Why doesn’t Dorothy “Grab that cash with both hands and make a stash” when “Money” is playing? Right after the “goody-good” (not “goody-goody,” as Kennedy says above) line, the song talks about a plane. What does that have to do with anything? And when the same song talks about “the root of all evil,” why, if they were purposely making the song coincide, didn’t they hold off that line until the Wicked Witch shows up?

Why credit the line about the loonies being on the path in “Brain Damage” with a “hit” in synching with the movie, but ignore the fact that the next line is, “The lunatic is in the hall,” which has nothing to do with the movie?

This really isn’t all that different from receiving a psychic reading or looking at your horoscope. You see the things that match and ignore those that don’t. I mean, so we’ve found maybe a dozen points that seem to match between the album and the movie. What about the hundreds or thousands of things that don’t match? Why ignore them?

Also, there are other Pink Floyd songs that seem to match at least as well to other movies. Wish You Were Here matches up pretty closely to both Blade Runner and Akira, from reports I’ve seen.

When Pink Floyd band members present and past have been asked about the album and movie, they have all denied any purposeful link. All, that is, except for Roger Waters, the band leader at the time and the man behind that album. He refuses to comment at all.

This refusal has led some to believe that Waters arranged the whole thing without letting his band-mates in on the secret. One problem here is that Waters was not the sole writer — they worked together on this album. If he didn’t write it all (Mason wrote “Speak to Me;” Waters, Gilmour, and Wright co-wrote “Breathe;” Wright wrote “The Great Gig in the Sky;” etc.), how could he secretly set it up so well? Another problem is that some of the songs (or parts of songs) had actually been written earlier but not used. This includes “Breathe” and “Brain Damage.”

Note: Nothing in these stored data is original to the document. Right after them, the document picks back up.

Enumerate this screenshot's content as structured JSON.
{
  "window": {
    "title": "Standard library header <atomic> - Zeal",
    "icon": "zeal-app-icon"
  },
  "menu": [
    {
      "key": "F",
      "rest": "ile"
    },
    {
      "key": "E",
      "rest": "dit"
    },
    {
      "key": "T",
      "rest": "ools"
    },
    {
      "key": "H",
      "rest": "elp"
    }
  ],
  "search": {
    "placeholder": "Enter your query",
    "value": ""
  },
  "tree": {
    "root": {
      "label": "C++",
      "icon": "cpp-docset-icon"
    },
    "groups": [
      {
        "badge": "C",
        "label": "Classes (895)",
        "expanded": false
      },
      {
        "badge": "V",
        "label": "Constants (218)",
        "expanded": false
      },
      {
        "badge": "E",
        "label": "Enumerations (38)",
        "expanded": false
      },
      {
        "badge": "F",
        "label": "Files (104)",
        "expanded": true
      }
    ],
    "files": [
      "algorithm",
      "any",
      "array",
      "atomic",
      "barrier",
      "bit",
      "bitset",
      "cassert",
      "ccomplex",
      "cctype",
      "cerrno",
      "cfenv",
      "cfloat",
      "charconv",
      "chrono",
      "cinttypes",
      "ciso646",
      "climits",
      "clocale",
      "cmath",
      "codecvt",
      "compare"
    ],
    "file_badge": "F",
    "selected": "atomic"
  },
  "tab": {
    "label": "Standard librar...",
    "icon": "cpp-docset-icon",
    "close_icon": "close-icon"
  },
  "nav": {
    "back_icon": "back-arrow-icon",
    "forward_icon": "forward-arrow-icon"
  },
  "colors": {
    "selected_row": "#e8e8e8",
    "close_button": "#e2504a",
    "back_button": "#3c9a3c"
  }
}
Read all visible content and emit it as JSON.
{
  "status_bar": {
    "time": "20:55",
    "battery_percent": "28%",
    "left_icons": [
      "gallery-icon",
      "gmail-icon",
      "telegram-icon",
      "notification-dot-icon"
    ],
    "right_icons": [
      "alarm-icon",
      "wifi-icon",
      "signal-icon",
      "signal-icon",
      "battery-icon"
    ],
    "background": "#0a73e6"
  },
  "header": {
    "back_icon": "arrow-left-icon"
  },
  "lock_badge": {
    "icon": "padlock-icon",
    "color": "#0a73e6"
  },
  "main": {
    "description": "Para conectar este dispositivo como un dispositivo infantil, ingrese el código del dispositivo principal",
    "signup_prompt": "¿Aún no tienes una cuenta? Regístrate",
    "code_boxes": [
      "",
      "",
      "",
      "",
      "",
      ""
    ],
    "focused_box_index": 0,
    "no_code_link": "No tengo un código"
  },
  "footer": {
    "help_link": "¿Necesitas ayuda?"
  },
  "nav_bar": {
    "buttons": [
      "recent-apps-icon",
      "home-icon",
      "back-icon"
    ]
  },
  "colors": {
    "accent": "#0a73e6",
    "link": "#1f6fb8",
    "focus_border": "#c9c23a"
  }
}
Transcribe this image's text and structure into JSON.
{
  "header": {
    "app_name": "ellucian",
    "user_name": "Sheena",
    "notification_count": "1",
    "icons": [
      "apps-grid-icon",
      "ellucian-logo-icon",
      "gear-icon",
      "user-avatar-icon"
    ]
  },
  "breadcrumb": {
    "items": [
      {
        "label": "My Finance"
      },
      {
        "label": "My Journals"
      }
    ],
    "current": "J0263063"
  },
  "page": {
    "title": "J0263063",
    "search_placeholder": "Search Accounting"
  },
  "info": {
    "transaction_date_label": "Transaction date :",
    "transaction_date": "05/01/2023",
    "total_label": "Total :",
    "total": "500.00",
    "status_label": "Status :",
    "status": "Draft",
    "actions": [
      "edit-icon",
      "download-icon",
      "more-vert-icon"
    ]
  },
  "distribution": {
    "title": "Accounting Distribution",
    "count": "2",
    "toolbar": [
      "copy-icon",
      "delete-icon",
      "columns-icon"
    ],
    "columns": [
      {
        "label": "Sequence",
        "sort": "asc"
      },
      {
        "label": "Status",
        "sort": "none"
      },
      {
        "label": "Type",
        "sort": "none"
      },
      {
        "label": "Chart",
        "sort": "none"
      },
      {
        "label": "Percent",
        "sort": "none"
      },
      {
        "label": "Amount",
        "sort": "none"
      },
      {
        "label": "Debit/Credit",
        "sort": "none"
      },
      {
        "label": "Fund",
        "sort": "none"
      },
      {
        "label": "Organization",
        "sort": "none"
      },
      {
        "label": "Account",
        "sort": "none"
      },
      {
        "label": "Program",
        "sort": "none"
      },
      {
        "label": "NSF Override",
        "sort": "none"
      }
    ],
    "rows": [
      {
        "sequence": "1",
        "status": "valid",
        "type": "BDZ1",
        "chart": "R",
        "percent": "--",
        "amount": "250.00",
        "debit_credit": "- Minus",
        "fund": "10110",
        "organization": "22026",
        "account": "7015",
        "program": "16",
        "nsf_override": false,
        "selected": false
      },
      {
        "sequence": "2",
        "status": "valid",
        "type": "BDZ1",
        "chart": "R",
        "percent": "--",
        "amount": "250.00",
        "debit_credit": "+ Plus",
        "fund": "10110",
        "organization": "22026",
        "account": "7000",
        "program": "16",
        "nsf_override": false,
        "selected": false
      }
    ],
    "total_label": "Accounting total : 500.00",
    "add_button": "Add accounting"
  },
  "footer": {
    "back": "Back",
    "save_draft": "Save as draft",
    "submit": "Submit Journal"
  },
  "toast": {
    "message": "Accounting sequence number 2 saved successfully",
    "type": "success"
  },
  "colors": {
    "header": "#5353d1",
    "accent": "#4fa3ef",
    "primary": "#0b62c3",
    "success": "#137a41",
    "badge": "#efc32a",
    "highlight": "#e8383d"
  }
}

Also, Waters was not the producer of the album. Alan Parsons had that job, and thus had at least some control of timing and sound effects and the like. Indeed, Saucerful of Secrets: The Pink Floyd Odyssey, by Nicholas Schaffner, says of him: “”Parsons’s most remarkable feat on Dark Side of the Moon was the immaculate reproduction of the album’s myriad sound effects — the heartbeats and the footsteps, the airplanes and explosions, the recurring clocks and cash registers and their seamless integration into the music.” The heartbeats and the cash registers make up two of the “hits” between the album and the movie, so he would have had to be a part of any plan to make the two coincide. Yet he has denied any connection to the movie.

Furthermore, according to the same book, Rick Wright is the one who came up with the original “rainbow” idea for the album cover, not Waters (again, Wright has denied any link to the movie). Incidentally, no mention of The Wizard of Oz can be found in that volume.

As indicated above, some folks (like the aforementioned “Synchronicity Arkive”) think the song synchs up so well with the movie because the artists drew something out of the creative ether. This rather mystical idea is essentially unproveable either way, since we know of no such ether actually existing. And since the “coincidence” route combined with “remember the hits/forget the misses” seems to account perfectly well for the commonalities, I see no reason to envision a magical ether to “”explain”” this.

So, in summary, as far as anybody can tell, no, Pink Floyd did not purposely record Dark Side of the Moon to synch up with The Wizard of Oz. In fact, I would argue that it really doesn’t synch.